Pollock doesn’t insist on the supremacy of authorial intention. Far from it. One of the wonderful things about writing for the theatre, she says, is how new productions constantly reinvent the play, finding unsuspected meanings in a text she thought she already knew everything about.

"A play exists in performance. It’s ephemeral. It’s always changing.... When you watch what other people are doing with your play, already it’s starting to exist as a concrete entity separate from you.... Theatre for me is a manifestation of a community in performance. Ordinary people should feel that they’re stakeholders.... And I think if theatre is to be more than a rose in the lapel of the city, we have to keep that in mind."

Theatre’s place in the community makes it the perfect venue for social discourse, says Pollock. She distrusts power – certainly absolute power – and a major theme in her work remains the question of accountability. Her 1995 play Fair Liberty’s Call questions the army’s cavalier and swiftly broken promises in post-Revolutionary, Loyalist Canada, while One Tiger To a Hill takes a pointed look at the behaviour of prison guards.

"I always draw from what I call history – whether it be public history, personal history or the current events that are in the process of becoming history."

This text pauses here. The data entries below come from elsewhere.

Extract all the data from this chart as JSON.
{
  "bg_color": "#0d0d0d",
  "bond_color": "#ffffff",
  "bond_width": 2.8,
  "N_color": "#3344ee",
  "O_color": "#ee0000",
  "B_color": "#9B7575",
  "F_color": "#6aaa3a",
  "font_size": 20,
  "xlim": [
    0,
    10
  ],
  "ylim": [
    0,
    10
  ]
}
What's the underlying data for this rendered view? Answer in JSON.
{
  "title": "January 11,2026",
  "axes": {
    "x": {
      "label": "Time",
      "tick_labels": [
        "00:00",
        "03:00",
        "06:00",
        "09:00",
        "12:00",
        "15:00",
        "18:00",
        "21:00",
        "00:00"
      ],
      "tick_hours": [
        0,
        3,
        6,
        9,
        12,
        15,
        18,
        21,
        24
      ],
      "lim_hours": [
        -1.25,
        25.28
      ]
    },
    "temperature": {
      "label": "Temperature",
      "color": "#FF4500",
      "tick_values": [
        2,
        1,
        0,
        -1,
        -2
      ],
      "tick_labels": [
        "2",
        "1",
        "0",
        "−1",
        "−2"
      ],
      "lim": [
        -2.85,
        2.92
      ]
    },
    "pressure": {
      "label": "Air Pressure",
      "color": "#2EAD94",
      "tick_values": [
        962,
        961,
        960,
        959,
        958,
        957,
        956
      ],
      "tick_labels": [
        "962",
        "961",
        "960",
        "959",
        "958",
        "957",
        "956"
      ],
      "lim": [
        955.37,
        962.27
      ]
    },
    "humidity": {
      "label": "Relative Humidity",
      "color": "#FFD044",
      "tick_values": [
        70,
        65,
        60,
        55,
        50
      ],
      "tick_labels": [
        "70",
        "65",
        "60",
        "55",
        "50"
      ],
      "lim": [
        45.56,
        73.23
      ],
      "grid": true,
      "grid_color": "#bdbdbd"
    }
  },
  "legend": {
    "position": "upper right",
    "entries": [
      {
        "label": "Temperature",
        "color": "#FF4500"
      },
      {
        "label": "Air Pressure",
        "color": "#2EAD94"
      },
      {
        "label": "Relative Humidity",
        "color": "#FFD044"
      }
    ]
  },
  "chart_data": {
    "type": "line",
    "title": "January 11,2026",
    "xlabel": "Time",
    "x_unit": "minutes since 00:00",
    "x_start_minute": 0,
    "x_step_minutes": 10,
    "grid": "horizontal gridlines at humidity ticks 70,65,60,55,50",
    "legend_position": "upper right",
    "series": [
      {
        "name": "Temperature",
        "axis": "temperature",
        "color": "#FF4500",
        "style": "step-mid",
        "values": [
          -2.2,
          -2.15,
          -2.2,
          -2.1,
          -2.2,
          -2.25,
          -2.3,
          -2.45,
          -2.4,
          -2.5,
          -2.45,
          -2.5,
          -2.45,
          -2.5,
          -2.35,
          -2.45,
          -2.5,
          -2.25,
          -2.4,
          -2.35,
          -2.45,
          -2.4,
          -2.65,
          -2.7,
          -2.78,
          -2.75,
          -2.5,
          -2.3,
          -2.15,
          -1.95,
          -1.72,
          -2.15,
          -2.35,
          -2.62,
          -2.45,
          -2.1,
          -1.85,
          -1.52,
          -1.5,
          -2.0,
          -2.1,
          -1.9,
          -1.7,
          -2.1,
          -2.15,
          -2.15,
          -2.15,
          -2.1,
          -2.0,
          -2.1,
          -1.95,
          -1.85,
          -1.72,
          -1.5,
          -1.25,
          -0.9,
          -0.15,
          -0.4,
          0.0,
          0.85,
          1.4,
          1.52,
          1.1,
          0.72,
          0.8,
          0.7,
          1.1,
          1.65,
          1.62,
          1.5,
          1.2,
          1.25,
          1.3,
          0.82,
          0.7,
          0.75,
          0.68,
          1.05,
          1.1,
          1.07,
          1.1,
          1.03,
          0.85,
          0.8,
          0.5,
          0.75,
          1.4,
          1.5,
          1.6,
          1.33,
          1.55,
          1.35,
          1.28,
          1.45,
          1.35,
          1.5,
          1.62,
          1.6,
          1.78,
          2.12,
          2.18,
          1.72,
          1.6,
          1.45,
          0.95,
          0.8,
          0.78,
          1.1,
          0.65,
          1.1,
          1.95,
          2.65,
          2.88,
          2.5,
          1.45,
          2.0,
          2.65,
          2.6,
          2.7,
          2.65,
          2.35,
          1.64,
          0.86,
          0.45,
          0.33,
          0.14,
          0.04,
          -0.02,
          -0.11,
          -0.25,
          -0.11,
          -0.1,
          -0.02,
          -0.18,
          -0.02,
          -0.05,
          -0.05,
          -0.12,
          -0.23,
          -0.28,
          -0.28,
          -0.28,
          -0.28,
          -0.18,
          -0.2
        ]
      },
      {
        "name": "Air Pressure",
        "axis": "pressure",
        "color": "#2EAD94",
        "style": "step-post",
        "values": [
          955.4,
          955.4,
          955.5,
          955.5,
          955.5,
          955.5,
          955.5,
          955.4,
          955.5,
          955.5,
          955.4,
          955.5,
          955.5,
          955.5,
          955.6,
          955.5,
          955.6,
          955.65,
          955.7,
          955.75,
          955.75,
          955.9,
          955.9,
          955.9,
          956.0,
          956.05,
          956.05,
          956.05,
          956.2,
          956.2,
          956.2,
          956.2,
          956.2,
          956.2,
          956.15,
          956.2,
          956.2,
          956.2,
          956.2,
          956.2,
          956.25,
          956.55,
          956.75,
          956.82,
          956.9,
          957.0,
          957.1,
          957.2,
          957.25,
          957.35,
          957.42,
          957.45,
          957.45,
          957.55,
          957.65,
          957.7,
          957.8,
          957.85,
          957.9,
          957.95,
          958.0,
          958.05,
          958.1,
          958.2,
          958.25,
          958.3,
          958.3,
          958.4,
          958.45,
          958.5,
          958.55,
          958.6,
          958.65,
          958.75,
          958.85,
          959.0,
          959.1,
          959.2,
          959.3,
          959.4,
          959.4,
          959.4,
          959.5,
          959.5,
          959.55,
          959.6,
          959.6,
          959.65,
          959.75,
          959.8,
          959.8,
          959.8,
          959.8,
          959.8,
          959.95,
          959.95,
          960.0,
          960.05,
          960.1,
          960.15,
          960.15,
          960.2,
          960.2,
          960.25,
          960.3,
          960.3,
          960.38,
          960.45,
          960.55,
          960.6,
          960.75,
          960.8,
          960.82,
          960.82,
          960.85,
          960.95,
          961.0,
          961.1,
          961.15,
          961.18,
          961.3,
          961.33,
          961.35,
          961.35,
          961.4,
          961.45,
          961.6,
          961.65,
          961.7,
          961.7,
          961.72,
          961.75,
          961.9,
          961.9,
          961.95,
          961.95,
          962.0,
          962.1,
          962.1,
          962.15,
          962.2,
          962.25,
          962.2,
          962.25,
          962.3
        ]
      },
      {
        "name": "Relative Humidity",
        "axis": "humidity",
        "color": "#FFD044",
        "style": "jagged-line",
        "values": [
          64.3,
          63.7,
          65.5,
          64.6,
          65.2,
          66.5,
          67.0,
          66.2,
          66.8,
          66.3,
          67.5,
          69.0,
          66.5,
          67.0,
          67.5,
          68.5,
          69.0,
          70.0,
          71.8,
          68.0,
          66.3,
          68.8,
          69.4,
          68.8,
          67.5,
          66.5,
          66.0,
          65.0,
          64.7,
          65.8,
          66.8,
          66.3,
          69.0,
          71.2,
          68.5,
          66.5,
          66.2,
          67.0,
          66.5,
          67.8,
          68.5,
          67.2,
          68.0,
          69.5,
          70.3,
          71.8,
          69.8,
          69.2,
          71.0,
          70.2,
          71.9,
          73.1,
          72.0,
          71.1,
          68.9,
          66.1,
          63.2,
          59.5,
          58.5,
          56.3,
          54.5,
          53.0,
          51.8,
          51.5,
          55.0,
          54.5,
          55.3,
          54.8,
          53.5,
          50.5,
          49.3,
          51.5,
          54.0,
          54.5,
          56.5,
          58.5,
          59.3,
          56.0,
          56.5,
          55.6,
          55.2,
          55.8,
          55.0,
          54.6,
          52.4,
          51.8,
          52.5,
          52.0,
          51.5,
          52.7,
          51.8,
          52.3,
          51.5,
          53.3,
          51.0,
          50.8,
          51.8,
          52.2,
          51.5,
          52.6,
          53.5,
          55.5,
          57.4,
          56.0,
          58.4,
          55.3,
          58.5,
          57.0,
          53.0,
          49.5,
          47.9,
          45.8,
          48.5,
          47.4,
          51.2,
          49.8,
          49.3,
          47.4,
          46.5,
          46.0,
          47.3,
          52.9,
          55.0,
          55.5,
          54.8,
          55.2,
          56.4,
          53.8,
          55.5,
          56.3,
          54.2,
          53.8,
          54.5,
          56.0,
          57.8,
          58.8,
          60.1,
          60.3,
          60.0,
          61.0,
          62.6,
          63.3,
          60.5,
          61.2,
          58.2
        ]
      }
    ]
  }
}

Opening this week at Theatre Junction, Moving Pictures is no exception. It tells the story of Nell Shipman, an actress and early filmmaker who escaped historical notice partly because her drive for creative independence didn’t fit in with the demands of the nascent studio system.

"She was very forward-looking for her time," says Pollock, citing Shipman’s strong female roles and her care for animals and their environment.

"To her, the environment was never malevolent. In her films, the natural world created a situation of conflict, whether it be a storm, an earthquake, trees falling down, or whatever. But the way you solved that was not through any (destructive means); it was by looking for something else within the natural environment that would solve that problem."

Shipman established Lionhead Lodge, near Banff National Park, where she began to make films using a veritable zoo of animals, including wildcats, eagles, bears, elk, desert foxes and panama deer. In a time when filmmakers were doing terrible things to make animals perform, Shipman abided by an ethical code of her own devising.

Although Shipman’s career ultimately collapsed, Pollock sees her as a pioneering spirit whose ethics, creativity and risk-taking are a model for artists even today.

"It amazes me that we don’t take more risks in theatre, because really the consequences of failure are so small and what you learn from that failure is so great. The heart surgeon makes a mistake and the patient dies. The engineer makes a mistake and the bridge collapses. The pilot makes a mistake and the plane goes down. The playwright makes a mistake and, okay, some money is lost at the box office, but nobody dies."